Hiervon wurde folgende Forschungsfrage abgeleitet: "Was kann im Lehr-Lern-Prozess konkret verändert werden, sodass die Berufsausbildung aufgrund der Erscheinungsformen der Autismus-Spektrum-Störung nicht zum Abbruch der Ausbildung, sondern zum Gelingen führt?"
Die konkrete praktische Umsetzung an der Schule wurde im Rahmen eines inklusiven Schulentwicklungsprozesses wissenschaftlich begleitet. Am Ende konnte die oben genannte Frage mithilfe eines eigenen, selbst entwickelten Ermöglichungsmodells, das die inhaltliche Essenz der vorliegenden Arbeit widerspiegelt, positiv beantwortet werden.
Als theoretische Basis wurden hierfür theoretische Konstrukte wie das Mehrebenenmodell nach Heimlich et al. (2018) und der Prozess nach Erbring (2021) herangezogen. Qualitative Methoden wie die Grounded Theory, die Aktionsforschung und die Einzelfallstudie dienten dazu, die Daten im Einzelfall zu erheben und im Lehr-Lern-Prozess der Schülerin Änderungen vorzunehmen, um eine Entlastung der Schülerin in Bezug auf das berufliche System zu ermöglichen.
Das Ergebnis zeigt, dass die Ausbildung auch nach anfänglichen schwerwiegenden Problematiken doch noch erfolgreich abgeschlossen werden kann, wenn eine Haltung der Inklusion und sozialen Teilhabe mittels Einzelbegleitung und Antidiskriminierung implementiert werden: Es ist durchaus möglich, "das Ruder noch herumzureißen".

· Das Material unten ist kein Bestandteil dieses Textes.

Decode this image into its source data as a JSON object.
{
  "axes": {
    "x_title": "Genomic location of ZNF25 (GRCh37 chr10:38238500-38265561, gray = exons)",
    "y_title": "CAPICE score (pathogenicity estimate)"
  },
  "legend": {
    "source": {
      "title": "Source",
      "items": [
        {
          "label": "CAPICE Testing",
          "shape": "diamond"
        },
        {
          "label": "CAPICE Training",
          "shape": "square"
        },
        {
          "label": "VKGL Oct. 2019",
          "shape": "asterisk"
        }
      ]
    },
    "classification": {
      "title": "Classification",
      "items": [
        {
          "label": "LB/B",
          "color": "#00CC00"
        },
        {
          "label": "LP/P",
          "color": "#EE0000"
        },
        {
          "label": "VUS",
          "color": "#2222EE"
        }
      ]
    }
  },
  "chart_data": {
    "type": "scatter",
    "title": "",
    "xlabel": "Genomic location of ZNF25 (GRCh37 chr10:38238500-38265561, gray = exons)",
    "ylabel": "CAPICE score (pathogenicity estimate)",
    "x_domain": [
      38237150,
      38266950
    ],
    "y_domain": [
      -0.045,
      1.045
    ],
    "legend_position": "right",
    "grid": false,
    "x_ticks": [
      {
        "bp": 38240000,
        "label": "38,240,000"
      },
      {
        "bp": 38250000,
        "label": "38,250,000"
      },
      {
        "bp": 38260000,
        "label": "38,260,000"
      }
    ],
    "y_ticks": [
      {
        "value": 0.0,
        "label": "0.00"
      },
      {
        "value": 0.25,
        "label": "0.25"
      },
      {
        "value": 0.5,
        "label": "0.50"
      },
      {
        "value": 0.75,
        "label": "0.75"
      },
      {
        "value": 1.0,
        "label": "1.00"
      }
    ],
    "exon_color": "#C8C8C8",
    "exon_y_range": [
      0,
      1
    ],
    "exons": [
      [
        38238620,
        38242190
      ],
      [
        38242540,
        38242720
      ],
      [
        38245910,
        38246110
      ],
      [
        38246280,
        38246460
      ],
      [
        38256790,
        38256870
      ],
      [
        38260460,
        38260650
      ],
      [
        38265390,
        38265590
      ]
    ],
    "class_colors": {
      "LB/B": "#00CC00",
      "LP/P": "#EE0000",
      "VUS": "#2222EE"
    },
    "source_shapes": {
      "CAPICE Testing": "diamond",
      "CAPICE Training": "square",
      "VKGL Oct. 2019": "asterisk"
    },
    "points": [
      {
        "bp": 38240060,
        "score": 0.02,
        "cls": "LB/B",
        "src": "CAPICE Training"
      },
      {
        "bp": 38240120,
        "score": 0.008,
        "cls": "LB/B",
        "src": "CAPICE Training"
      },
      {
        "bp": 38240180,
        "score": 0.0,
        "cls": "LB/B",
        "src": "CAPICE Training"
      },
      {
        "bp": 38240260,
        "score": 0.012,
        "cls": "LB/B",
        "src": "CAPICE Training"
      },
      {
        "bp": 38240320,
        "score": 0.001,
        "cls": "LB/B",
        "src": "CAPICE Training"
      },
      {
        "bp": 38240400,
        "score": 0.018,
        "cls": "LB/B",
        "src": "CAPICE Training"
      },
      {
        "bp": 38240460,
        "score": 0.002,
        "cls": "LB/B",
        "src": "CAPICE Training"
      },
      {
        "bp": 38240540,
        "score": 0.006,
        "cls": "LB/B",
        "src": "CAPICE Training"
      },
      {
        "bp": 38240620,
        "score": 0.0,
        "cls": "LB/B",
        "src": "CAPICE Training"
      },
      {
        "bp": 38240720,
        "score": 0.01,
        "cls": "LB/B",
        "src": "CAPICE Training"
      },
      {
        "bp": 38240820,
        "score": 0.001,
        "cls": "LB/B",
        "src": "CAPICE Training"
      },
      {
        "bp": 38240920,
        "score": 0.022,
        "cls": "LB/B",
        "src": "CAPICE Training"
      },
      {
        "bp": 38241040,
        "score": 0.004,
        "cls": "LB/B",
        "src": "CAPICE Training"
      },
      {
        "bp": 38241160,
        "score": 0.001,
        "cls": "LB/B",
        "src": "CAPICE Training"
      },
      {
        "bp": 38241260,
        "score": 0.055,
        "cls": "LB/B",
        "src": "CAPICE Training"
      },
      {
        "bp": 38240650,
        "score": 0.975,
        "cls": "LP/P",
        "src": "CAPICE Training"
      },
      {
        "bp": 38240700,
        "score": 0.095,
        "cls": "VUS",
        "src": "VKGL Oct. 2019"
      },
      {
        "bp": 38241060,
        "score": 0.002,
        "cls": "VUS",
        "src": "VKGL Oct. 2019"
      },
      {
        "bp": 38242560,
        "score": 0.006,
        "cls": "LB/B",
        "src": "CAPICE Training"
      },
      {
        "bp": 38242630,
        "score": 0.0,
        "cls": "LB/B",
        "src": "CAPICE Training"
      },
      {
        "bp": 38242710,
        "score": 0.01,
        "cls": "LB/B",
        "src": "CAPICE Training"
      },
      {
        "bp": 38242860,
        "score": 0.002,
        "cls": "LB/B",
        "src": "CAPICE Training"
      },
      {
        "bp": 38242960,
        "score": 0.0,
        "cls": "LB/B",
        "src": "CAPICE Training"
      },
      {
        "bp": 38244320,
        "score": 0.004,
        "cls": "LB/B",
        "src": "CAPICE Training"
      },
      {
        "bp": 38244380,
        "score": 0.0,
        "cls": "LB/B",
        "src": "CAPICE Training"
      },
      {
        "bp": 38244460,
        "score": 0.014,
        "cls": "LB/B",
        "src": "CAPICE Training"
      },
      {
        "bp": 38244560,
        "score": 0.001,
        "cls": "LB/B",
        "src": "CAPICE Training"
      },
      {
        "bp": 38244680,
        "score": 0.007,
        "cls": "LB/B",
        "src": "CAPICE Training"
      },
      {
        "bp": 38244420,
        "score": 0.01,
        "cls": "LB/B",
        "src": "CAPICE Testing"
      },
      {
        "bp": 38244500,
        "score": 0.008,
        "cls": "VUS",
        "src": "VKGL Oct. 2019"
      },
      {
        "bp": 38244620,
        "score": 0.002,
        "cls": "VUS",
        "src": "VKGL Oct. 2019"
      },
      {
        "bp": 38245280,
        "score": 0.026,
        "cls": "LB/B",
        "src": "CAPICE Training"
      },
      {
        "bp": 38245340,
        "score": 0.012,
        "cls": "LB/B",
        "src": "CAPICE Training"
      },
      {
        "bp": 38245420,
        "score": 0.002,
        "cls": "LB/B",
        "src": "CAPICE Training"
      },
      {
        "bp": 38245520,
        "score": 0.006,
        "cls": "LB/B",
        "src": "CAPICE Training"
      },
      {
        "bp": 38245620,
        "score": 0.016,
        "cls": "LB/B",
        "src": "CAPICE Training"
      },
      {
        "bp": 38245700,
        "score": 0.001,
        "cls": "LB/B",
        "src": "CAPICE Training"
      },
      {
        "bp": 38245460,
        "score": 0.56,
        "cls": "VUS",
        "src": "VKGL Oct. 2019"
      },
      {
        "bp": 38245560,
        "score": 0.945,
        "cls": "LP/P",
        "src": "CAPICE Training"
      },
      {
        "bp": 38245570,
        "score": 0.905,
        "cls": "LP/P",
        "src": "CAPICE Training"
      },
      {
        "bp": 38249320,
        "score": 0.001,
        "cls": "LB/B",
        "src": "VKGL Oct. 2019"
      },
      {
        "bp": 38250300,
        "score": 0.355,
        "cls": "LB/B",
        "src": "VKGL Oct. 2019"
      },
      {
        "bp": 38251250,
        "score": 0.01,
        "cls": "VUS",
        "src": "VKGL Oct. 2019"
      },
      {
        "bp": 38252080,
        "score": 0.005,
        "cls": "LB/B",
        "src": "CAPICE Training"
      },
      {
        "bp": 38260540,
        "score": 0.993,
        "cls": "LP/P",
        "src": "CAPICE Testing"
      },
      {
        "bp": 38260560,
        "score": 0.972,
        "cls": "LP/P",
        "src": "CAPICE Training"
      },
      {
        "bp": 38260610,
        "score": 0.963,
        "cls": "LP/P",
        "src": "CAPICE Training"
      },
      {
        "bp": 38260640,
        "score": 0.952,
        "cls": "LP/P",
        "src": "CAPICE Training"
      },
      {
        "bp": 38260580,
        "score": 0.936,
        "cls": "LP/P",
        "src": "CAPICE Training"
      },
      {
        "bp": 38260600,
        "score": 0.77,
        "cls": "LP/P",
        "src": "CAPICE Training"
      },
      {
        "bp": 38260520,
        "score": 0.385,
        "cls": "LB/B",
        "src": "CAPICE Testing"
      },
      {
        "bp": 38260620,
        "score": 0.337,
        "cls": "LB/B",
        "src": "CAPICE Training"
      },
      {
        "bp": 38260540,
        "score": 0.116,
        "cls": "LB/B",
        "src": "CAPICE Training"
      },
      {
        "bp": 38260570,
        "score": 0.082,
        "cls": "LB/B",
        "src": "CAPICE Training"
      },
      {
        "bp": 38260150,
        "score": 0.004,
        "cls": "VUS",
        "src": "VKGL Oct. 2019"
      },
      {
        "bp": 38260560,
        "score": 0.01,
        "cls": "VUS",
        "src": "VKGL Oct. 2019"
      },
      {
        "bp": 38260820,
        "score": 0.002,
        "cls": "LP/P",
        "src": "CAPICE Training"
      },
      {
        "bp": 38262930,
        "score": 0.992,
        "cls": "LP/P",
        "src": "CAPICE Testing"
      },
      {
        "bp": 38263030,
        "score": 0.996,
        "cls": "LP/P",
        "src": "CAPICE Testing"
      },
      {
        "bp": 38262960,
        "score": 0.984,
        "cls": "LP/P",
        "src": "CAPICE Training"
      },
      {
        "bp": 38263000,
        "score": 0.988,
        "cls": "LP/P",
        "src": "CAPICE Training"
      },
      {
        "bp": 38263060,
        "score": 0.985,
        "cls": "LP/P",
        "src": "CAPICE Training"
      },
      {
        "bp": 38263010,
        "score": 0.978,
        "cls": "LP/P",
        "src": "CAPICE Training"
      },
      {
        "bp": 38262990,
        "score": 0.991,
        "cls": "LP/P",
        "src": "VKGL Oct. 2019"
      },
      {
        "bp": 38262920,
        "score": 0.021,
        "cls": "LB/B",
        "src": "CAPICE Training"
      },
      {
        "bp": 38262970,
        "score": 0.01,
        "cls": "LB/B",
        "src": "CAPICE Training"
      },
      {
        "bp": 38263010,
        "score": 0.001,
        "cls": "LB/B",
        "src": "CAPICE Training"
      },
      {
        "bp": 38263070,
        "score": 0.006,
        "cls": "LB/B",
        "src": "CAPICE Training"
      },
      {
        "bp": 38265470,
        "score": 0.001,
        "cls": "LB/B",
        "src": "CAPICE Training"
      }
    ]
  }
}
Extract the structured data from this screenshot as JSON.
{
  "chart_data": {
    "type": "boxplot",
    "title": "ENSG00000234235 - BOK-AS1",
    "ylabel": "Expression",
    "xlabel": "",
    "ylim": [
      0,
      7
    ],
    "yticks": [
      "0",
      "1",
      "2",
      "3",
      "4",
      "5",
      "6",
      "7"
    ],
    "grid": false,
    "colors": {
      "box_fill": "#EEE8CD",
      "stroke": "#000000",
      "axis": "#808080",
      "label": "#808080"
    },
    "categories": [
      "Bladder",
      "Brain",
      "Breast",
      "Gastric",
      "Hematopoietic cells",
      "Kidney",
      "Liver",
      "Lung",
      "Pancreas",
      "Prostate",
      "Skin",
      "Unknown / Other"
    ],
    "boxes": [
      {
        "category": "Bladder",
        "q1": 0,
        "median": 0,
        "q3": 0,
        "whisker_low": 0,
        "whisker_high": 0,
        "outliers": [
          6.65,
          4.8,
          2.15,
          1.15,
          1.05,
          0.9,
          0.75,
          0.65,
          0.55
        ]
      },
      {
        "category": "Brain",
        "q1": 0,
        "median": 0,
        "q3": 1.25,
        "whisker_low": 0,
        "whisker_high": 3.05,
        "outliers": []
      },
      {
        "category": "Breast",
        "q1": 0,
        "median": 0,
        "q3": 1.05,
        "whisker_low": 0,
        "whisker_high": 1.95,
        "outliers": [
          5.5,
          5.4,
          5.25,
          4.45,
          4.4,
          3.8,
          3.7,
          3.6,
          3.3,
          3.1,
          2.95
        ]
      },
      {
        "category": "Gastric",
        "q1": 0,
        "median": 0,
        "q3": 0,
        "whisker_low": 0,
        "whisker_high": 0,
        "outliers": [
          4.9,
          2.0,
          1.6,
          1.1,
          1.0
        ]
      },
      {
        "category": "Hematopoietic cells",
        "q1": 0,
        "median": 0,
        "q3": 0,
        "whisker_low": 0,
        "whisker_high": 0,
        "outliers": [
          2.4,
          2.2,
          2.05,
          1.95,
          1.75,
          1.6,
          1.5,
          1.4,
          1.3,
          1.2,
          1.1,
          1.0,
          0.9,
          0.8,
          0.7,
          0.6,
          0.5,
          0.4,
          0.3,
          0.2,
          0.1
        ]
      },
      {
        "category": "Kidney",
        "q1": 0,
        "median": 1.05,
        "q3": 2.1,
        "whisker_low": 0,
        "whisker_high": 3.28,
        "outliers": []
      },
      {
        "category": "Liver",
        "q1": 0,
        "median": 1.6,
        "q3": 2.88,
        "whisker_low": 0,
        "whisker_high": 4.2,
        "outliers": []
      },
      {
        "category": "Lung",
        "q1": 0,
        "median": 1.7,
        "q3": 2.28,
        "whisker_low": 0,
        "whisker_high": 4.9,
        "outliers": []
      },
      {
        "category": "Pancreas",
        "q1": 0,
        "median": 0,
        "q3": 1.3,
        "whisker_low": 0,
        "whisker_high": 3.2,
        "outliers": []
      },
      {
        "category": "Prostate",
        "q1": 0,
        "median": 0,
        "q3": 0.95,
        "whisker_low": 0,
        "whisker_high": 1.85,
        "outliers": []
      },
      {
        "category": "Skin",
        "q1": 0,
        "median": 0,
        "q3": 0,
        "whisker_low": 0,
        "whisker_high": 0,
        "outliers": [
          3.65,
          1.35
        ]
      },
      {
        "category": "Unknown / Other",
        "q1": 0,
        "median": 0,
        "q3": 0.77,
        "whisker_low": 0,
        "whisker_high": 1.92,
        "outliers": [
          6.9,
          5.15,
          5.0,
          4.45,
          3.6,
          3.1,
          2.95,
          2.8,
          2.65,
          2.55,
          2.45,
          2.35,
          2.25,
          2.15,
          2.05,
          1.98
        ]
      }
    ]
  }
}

Das hier entwickelte Modell könnte auch in anderen Feldern angewendet werden, z.B. im Arbeitsmarkt in den jeweiligen Betrieben, wo es durch gewisse Abwandlungen umgesetzt werden kann. Ob eine solche Generalisierung des entwickelten Modells tatsächlich gegeben ist, müssen weitere Forschungen zeigen.